At a Monday night meeting, the Chapel Hill Town Council approved three resolutions as part of the Northside and Pine Knolls Community Plan to amend ordinances and preserve the neighborhoods.
In addition to tightened building regulations, a maximum of four vehicles will be legally allowed to park on a lot at any time.
Duplexes and triplexes will be allowed up to six vehicles, and all residences can receive up to five additional street parking permits per lease.
The amendments are part of a response to address residential complaints about student renters in Northside, a historically low-income neighborhood that spans from west of North Columbia Street to Sunset Drive.
While all other amendments on the ordinance begin Feb. 1, the parking regulations will not go into effect until Sept. 1.
Town Manager Roger Stancil said the September deadline will allow landlords with leases tied to the school year to make the transition to the new restrictions.
Umstead said he didn’t think the new ordinance would ultimately hurt landlords who rent out houses in Northside and Pine Knolls communities.

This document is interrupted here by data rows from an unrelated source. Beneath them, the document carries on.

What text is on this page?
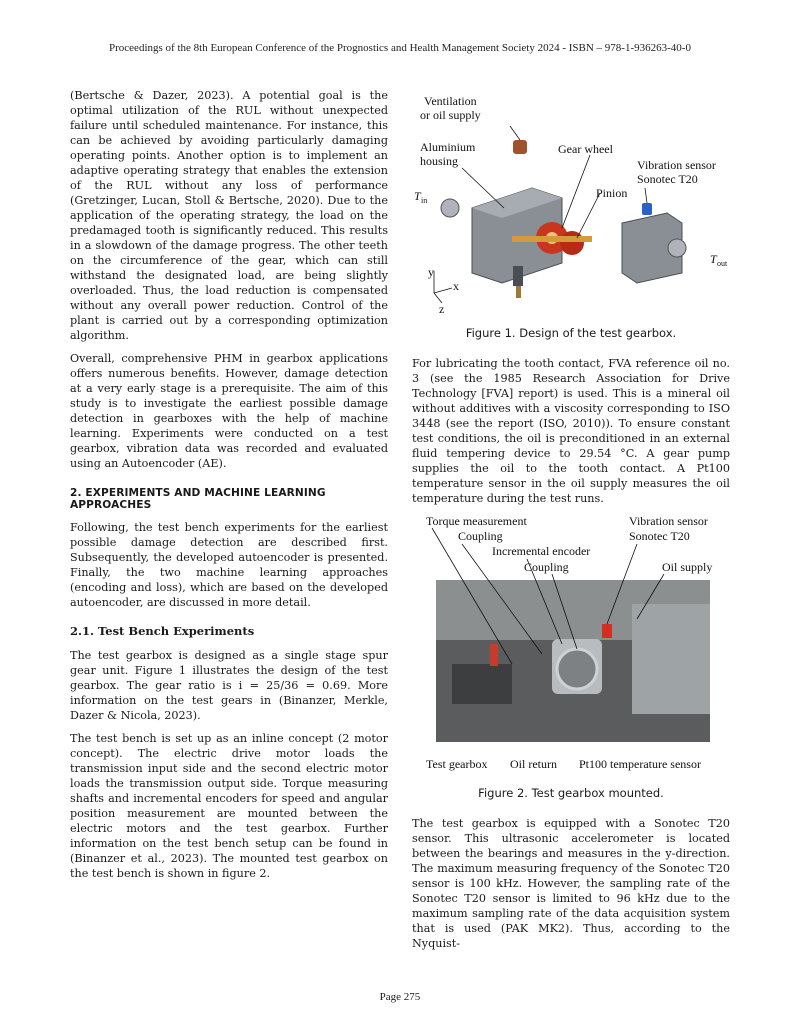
Proceedings of the 8th European Conference of the Prognostics and Health Management Society 2024 - ISBN – 978-1-936263-40-0

(Bertsche & Dazer, 2023). A potential goal is the optimal utilization of the RUL without unexpected failure until scheduled maintenance. For instance, this can be achieved by avoiding particularly damaging operating points. Another option is to implement an adaptive operating strategy that enables the extension of the RUL without any loss of performance (Gretzinger, Lucan, Stoll & Bertsche, 2020). Due to the application of the operating strategy, the load on the predamaged tooth is significantly reduced. This results in a slowdown of the damage progress. The other teeth on the circumference of the gear, which can still withstand the designated load, are being slightly overloaded. Thus, the load reduction is compensated without any overall power reduction. Control of the plant is carried out by a corresponding optimization algorithm.

Overall, comprehensive PHM in gearbox applications offers numerous benefits. However, damage detection at a very early stage is a prerequisite. The aim of this study is to investigate the earliest possible damage detection in gearboxes with the help of machine learning. Experiments were conducted on a test gearbox, vibration data was recorded and evaluated using an Autoencoder (AE).

2. EXPERIMENTS AND MACHINE LEARNING APPROACHES

Following, the test bench experiments for the earliest possible damage detection are described first. Subsequently, the developed autoencoder is presented. Finally, the two machine learning approaches (encoding and loss), which are based on the developed autoencoder, are discussed in more detail.

2.1. Test Bench Experiments

The test gearbox is designed as a single stage spur gear unit. Figure 1 illustrates the design of the test gearbox. The gear ratio is i = 25/36 = 0.69. More information on the test gears in (Binanzer, Merkle, Dazer & Nicola, 2023).

The test bench is set up as an inline concept (2 motor concept). The electric drive motor loads the transmission input side and the second electric motor loads the transmission output side. Torque measuring shafts and incremental encoders for speed and angular position measurement are mounted between the electric motors and the test gearbox. Further information on the test bench setup can be found in (Binanzer et al., 2023). The mounted test gearbox on the test bench is shown in figure 2.

Ventilation
or oil supply
Aluminium
housing
Gear wheel
Vibration sensor
Sonotec T20
Pinion
T in
T out
y
x
z
Figure 1. Design of the test gearbox.

For lubricating the tooth contact, FVA reference oil no. 3 (see the 1985 Research Association for Drive Technology [FVA] report) is used. This is a mineral oil without additives with a viscosity corresponding to ISO 3448 (see the report (ISO, 2010)). To ensure constant test conditions, the oil is preconditioned in an external fluid tempering device to 29.54 °C. A gear pump supplies the oil to the tooth contact. A Pt100 temperature sensor in the oil supply measures the oil temperature during the test runs.

Torque measurement
Coupling
Incremental encoder
Coupling
Vibration sensor
Sonotec T20
Oil supply
Test gearbox Oil return Pt100 temperature sensor
Figure 2. Test gearbox mounted.

The test gearbox is equipped with a Sonotec T20 sensor. This ultrasonic accelerometer is located between the bearings and measures in the y-direction. The maximum measuring frequency of the Sonotec T20 sensor is 100 kHz. However, the sampling rate of the Sonotec T20 sensor is limited to 96 kHz due to the maximum sampling rate of the data acquisition system that is used (PAK MK2). Thus, according to the Nyquist-

Page 275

“Even though some people may pass on renting in Northside, there’s still going to be students coming in,” he said.
Mark Patmore, owner of Mercia Rental Properties and a resident of Northside, said he thinks the ordinance might attract students who currently live far from campus but drive to Northside and park there each day.

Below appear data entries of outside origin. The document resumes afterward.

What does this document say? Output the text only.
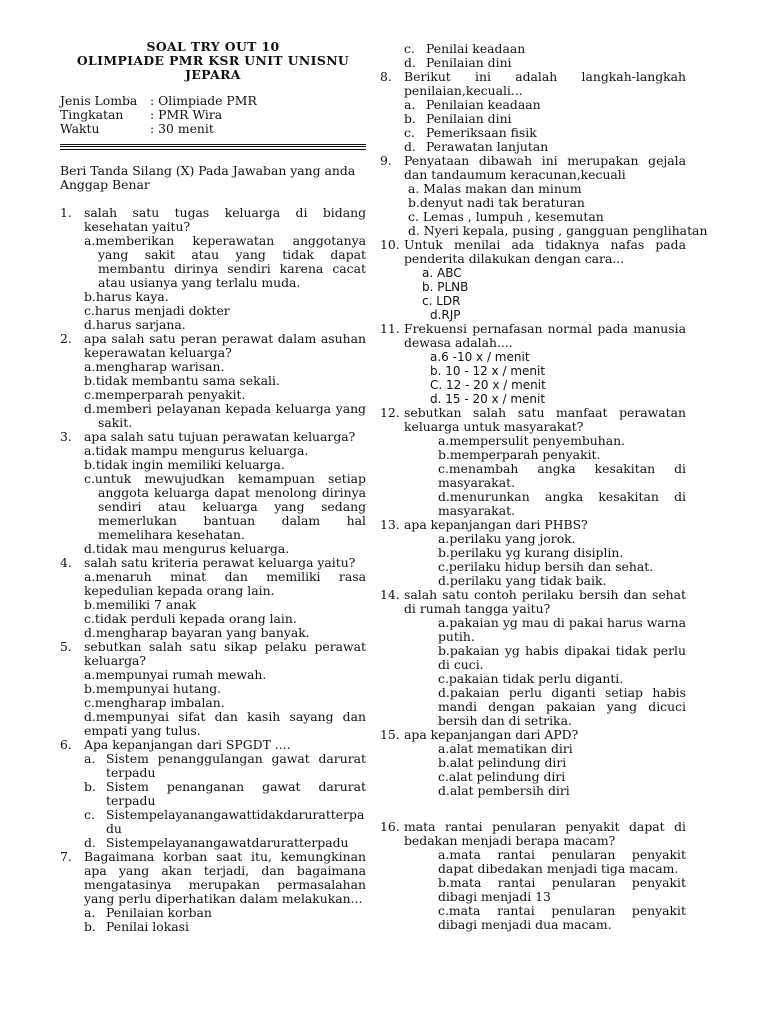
SOAL TRY OUT 10
OLIMPIADE PMR KSR UNIT UNISNU
JEPARA
Jenis Lomba	: Olimpiade PMR
Tingkatan	: PMR Wira
Waktu	: 30 menit
Beri Tanda Silang (X) Pada Jawaban yang anda Anggap Benar
1. salah satu tugas keluarga di bidang kesehatan yaitu?
a.memberikan keperawatan anggotanya yang sakit atau yang tidak dapat membantu dirinya sendiri karena cacat atau usianya yang terlalu muda.
b.harus kaya.
c.harus menjadi dokter
d.harus sarjana.
2. apa salah satu peran perawat dalam asuhan keperawatan keluarga?
a.mengharap warisan.
b.tidak membantu sama sekali.
c.memperparah penyakit.
d.memberi pelayanan kepada keluarga yang sakit.
3. apa salah satu tujuan perawatan keluarga?
a.tidak mampu mengurus keluarga.
b.tidak ingin memiliki keluarga.
c.untuk mewujudkan kemampuan setiap anggota keluarga dapat menolong dirinya sendiri atau keluarga yang sedang memerlukan bantuan dalam hal memelihara kesehatan.
d.tidak mau mengurus keluarga.
4. salah satu kriteria perawat keluarga yaitu?
a.menaruh minat dan memiliki rasa kepedulian kepada orang lain.
b.memiliki 7 anak
c.tidak perduli kepada orang lain.
d.mengharap bayaran yang banyak.
5. sebutkan salah satu sikap pelaku perawat keluarga?
a.mempunyai rumah mewah.
b.mempunyai hutang.
c.mengharap imbalan.
d.mempunyai sifat dan kasih sayang dan empati yang tulus.
6. Apa kepanjangan dari SPGDT ....
a. Sistem penanggulangan gawat darurat terpadu
b. Sistem penanganan gawat darurat terpadu
c. Sistempelayanangawattidakdaruratterpadu
d. Sistempelayanangawatdaruratterpadu
7. Bagaimana korban saat itu, kemungkinan apa yang akan terjadi, dan bagaimana mengatasinya merupakan permasalahan yang perlu diperhatikan dalam melakukan...
a. Penilaian korban
b. Penilai lokasi
c. Penilai keadaan
d. Penilaian dini
8. Berikut ini adalah langkah-langkah penilaian,kecuali...
a. Penilaian keadaan
b. Penilaian dini
c. Pemeriksaan fisik
d. Perawatan lanjutan
9. Penyataan dibawah ini merupakan gejala dan tandaumum keracunan,kecuali
a. Malas makan dan minum
b.denyut nadi tak beraturan
c. Lemas , lumpuh , kesemutan
d. Nyeri kepala, pusing , gangguan penglihatan
10. Untuk menilai ada tidaknya nafas pada penderita dilakukan dengan cara...
a. ABC
b. PLNB
c. LDR
d.RJP
11. Frekuensi pernafasan normal pada manusia dewasa adalah....
a.6 -10 x / menit
b. 10 - 12 x / menit
C. 12 - 20 x / menit
d. 15 - 20 x / menit
12. sebutkan salah satu manfaat perawatan keluarga untuk masyarakat?
a.mempersulit penyembuhan.
b.memperparah penyakit.
c.menambah angka kesakitan di masyarakat.
d.menurunkan angka kesakitan di masyarakat.
13. apa kepanjangan dari PHBS?
a.perilaku yang jorok.
b.perilaku yg kurang disiplin.
c.perilaku hidup bersih dan sehat.
d.perilaku yang tidak baik.
14. salah satu contoh perilaku bersih dan sehat di rumah tangga yaitu?
a.pakaian yg mau di pakai harus warna putih.
b.pakaian yg habis dipakai tidak perlu di cuci.
c.pakaian tidak perlu diganti.
d.pakaian perlu diganti setiap habis mandi dengan pakaian yang dicuci bersih dan di setrika.
15. apa kepanjangan dari APD?
a.alat mematikan diri
b.alat pelindung diri
c.alat pelindung diri
d.alat pembersih diri
16. mata rantai penularan penyakit dapat di bedakan menjadi berapa macam?
a.mata rantai penularan penyakit dapat dibedakan menjadi tiga macam.
b.mata rantai penularan penyakit dibagi menjadi 13
c.mata rantai penularan penyakit dibagi menjadi dua macam.
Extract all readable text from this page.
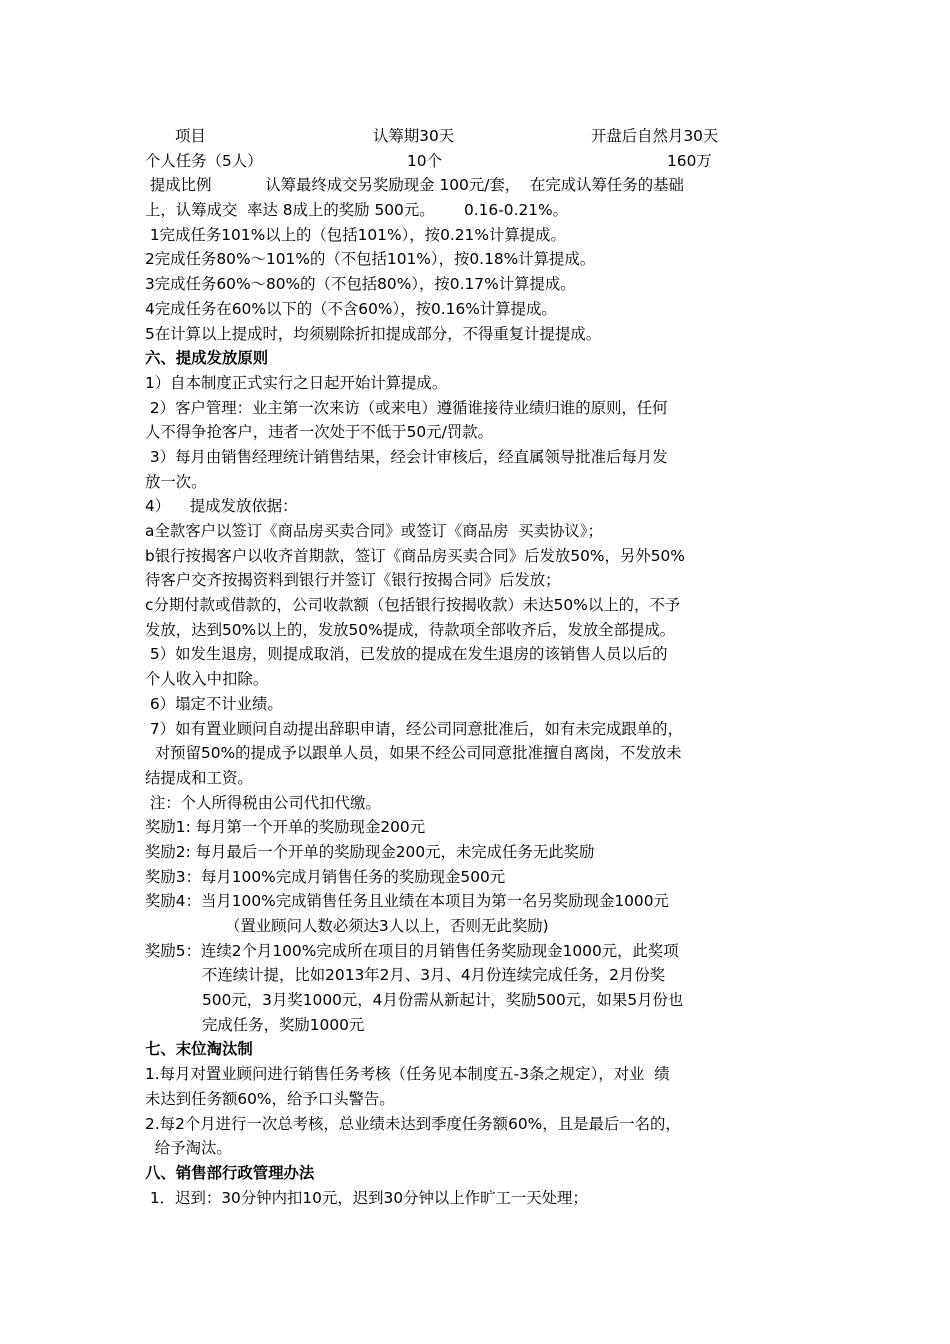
项目	认筹期30天	开盘后自然月30天
个人任务（5人）	10个	160万
提成比例           认筹最终成交另奖励现金 100元/套，  在完成认筹任务的基础
上，认筹成交  率达 8成上的奖励 500元。      0.16-0.21%。
1完成任务101%以上的（包括101%），按0.21%计算提成。
2完成任务80%～101%的（不包括101%），按0.18%计算提成。
3完成任务60%～80%的（不包括80%），按0.17%计算提成。
4完成任务在60%以下的（不含60%），按0.16%计算提成。
5在计算以上提成时，均须剔除折扣提成部分，不得重复计提提成。
六、提成发放原则
1）自本制度正式实行之日起开始计算提成。
2）客户管理：业主第一次来访（或来电）遵循谁接待业绩归谁的原则，任何
人不得争抢客户，违者一次处于不低于50元/罚款。
3）每月由销售经理统计销售结果，经会计审核后，经直属领导批准后每月发
放一次。
4）    提成发放依据：
a全款客户以签订《商品房买卖合同》或签订《商品房  买卖协议》；
b银行按揭客户以收齐首期款，签订《商品房买卖合同》后发放50%，另外50%
待客户交齐按揭资料到银行并签订《银行按揭合同》后发放；
c分期付款或借款的，公司收款额（包括银行按揭收款）未达50%以上的，不予
发放，达到50%以上的，发放50%提成，待款项全部收齐后，发放全部提成。
5）如发生退房，则提成取消，已发放的提成在发生退房的该销售人员以后的
个人收入中扣除。
6）塌定不计业绩。
7）如有置业顾问自动提出辞职申请，经公司同意批准后，如有未完成跟单的，
对预留50%的提成予以跟单人员，如果不经公司同意批准擅自离岗，不发放未
结提成和工资。
注：个人所得税由公司代扣代缴。
奖励1: 每月第一个开单的奖励现金200元
奖励2: 每月最后一个开单的奖励现金200元，未完成任务无此奖励
奖励3：每月100%完成月销售任务的奖励现金500元
奖励4：当月100%完成销售任务且业绩在本项目为第一名另奖励现金1000元
（置业顾问人数必须达3人以上，否则无此奖励)
奖励5：连续2个月100%完成所在项目的月销售任务奖励现金1000元，此奖项
不连续计提，比如2013年2月、3月、4月份连续完成任务，2月份奖
500元，3月奖1000元，4月份需从新起计，奖励500元，如果5月份也
完成任务，奖励1000元
七、末位淘汰制
1.每月对置业顾问进行销售任务考核（任务见本制度五-3条之规定），对业  绩
未达到任务额60%，给予口头警告。
2.每2个月进行一次总考核，总业绩未达到季度任务额60%，且是最后一名的，
给予淘汰。
八、销售部行政管理办法
1．迟到：30分钟内扣10元，迟到30分钟以上作旷工一天处理；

“They’re actually going to increase the demand of property downtown,” Patmore said. “The bottom line is that if you want to get over as late as possible without taking the bus … the only way to do that is to live downtown.”
Several permanent residents spoke in support of the plan at the meeting.

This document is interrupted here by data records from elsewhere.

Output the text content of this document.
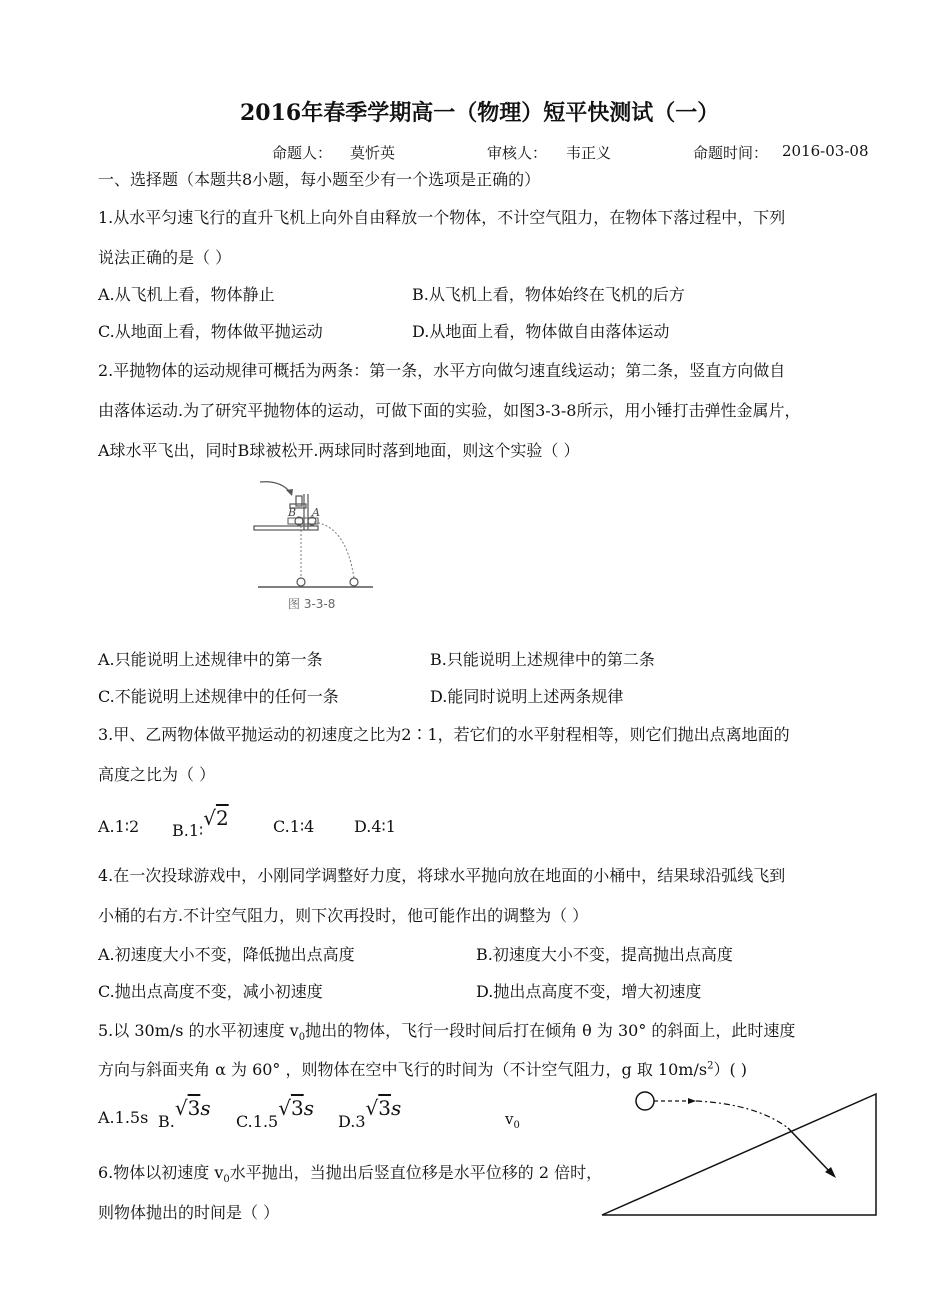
2016年春季学期高一（物理）短平快测试（一）
命题人： 莫忻英	审核人： 韦正义	命题时间： 2016-03-08
一、选择题（本题共8小题，每小题至少有一个选项是正确的）
1.从水平匀速飞行的直升飞机上向外自由释放一个物体，不计空气阻力，在物体下落过程中，下列
说法正确的是（ ）
A.从飞机上看，物体静止	B.从飞机上看，物体始终在飞机的后方
C.从地面上看，物体做平抛运动	D.从地面上看，物体做自由落体运动
2.平抛物体的运动规律可概括为两条：第一条，水平方向做匀速直线运动；第二条，竖直方向做自
由落体运动.为了研究平抛物体的运动，可做下面的实验，如图3-3-8所示，用小锤打击弹性金属片，
A球水平飞出，同时B球被松开.两球同时落到地面，则这个实验（ ）
B A
图 3-3-8
A.只能说明上述规律中的第一条	B.只能说明上述规律中的第二条
C.不能说明上述规律中的任何一条	D.能同时说明上述两条规律
3.甲、乙两物体做平抛运动的初速度之比为2∶1，若它们的水平射程相等，则它们抛出点离地面的
高度之比为（ ）
A.1∶2 B.1∶√2	C.1∶4 D.4∶1
4.在一次投球游戏中，小刚同学调整好力度，将球水平抛向放在地面的小桶中，结果球沿弧线飞到
小桶的右方.不计空气阻力，则下次再投时，他可能作出的调整为（ ）
A.初速度大小不变，降低抛出点高度	B.初速度大小不变，提高抛出点高度
C.抛出点高度不变，减小初速度	D.抛出点高度不变，增大初速度
5.以 30m/s 的水平初速度 $v_0$抛出的物体，飞行一段时间后打在倾角 θ 为 30° 的斜面上，此时速度
方向与斜面夹角 α 为 60° ，则物体在空中飞行的时间为（不计空气阻力，g 取 $10m/s^2$）( )
A.1.5s B.√3s
C.1.5√3s
D.3√3s	$v_0$
6.物体以初速度 $v_0$水平抛出，当抛出后竖直位移是水平位移的 2 倍时，
则物体抛出的时间是（ ）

Hudson Vaughan, an associate director at The Jackson Center, said the new regulations are necessary to maintain Northside’s character and appearance.
“We cannot underestimate the importance of the people who value the fabric of a community, more than the profit they can make off of a home,” Vaughan said.
And while the majority of meeting speakers supported the change, not all residents are pleased with the amended ordinance.
Patmore said he knows a number of properties that will be negatively affected by the ordinance.
“I have duplexes where they have eight cars, they’re going to be in violation,” Patmore said. “I myself, in my own personal house will be in violation of it, because I have more than four vehicles.”
To enforce the new regulations the town proposed increasing proactive enforcement efforts and focusing on off-campus student rental education, but did not outline the exact cost for enforcing the new regulations.